Article ID Journal Published Year Pages File Type
4251130 Seminars in Nuclear Medicine 2010 6 Pages PDF
Abstract

The safe and accurate diagnosis of acute pulmonary embolism (PE) remains challenging, and many PE-related deaths still occur before the detection of PE. Current techniques detect PE as “negative images,” ie, the absence of contrast or downstream perfusion. There would be advantages to obtaining “positive images” of PE, by targeting imaging agents to components that are present primarily on thromboemboli. In addition to providing alternative means of diagnosing acute PE, they would also enable acute PE to be distinguished from other types of pulmonary arterial obstruction, such as unresolved intravascular defects attributable to previous PE. Positive images of PE require imaging agents to bind onto target antigens that are present predominantly on thromboemboli. The “D dimer” regions of polymerized fibrin are present in high concentrations on thromboemboli and are sufficiently accessible to binding. 99mTc-lableled anti-D-dimer deimmunized monoclonal antibody Fab′ fragments (DI-DD-3B6/22-80B3) bind specifically to thromboemboli, with a thrombus: blood labeling ratio that allows scintigraphic detection. Another thrombus-specific imaging agent is 99mTc-labeled apcitide, a synthetic peptide that binds with a high affinity and specificity to the glycoprotein IIb/IIIa receptor on the membrane of activated platelets. Both of these agents have enabled the detection of lower extremity deep vein thrombi by planar scintigraphy.

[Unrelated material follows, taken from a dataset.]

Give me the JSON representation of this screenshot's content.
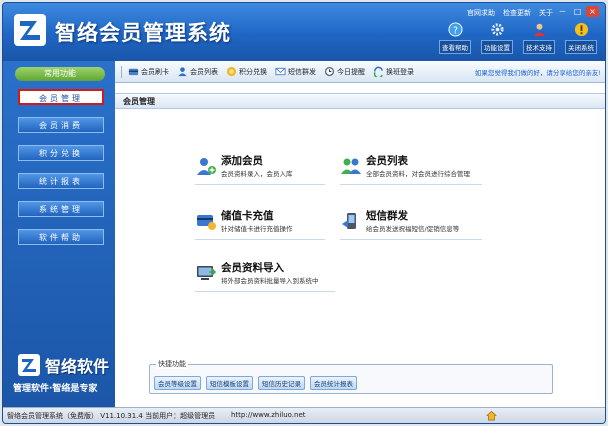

However, even highly radiolabeled PEs are difficult to distinguish by planar scintigraphy from the large blood pool in the heart and lungs. The spatial and contrast resolution inherent to single-photon emission computed tomography (SPECT) scanning allow the in situ imaging of pulmonary emboli that have been bound by radiolabeled thrombus-specific imaging agents. Preliminary trials in humans with acute PE have shown that the emboli can be detected after intravenous administration of 99mTc-lableled anti-D dimer, followed by SPECT scanning. Although clinical results are still preliminary, it appears that imaging of pulmonary emboli with SPECT, after administration of radiolabeled thrombus-specific antibody fragments, is accurate and clinically feasible.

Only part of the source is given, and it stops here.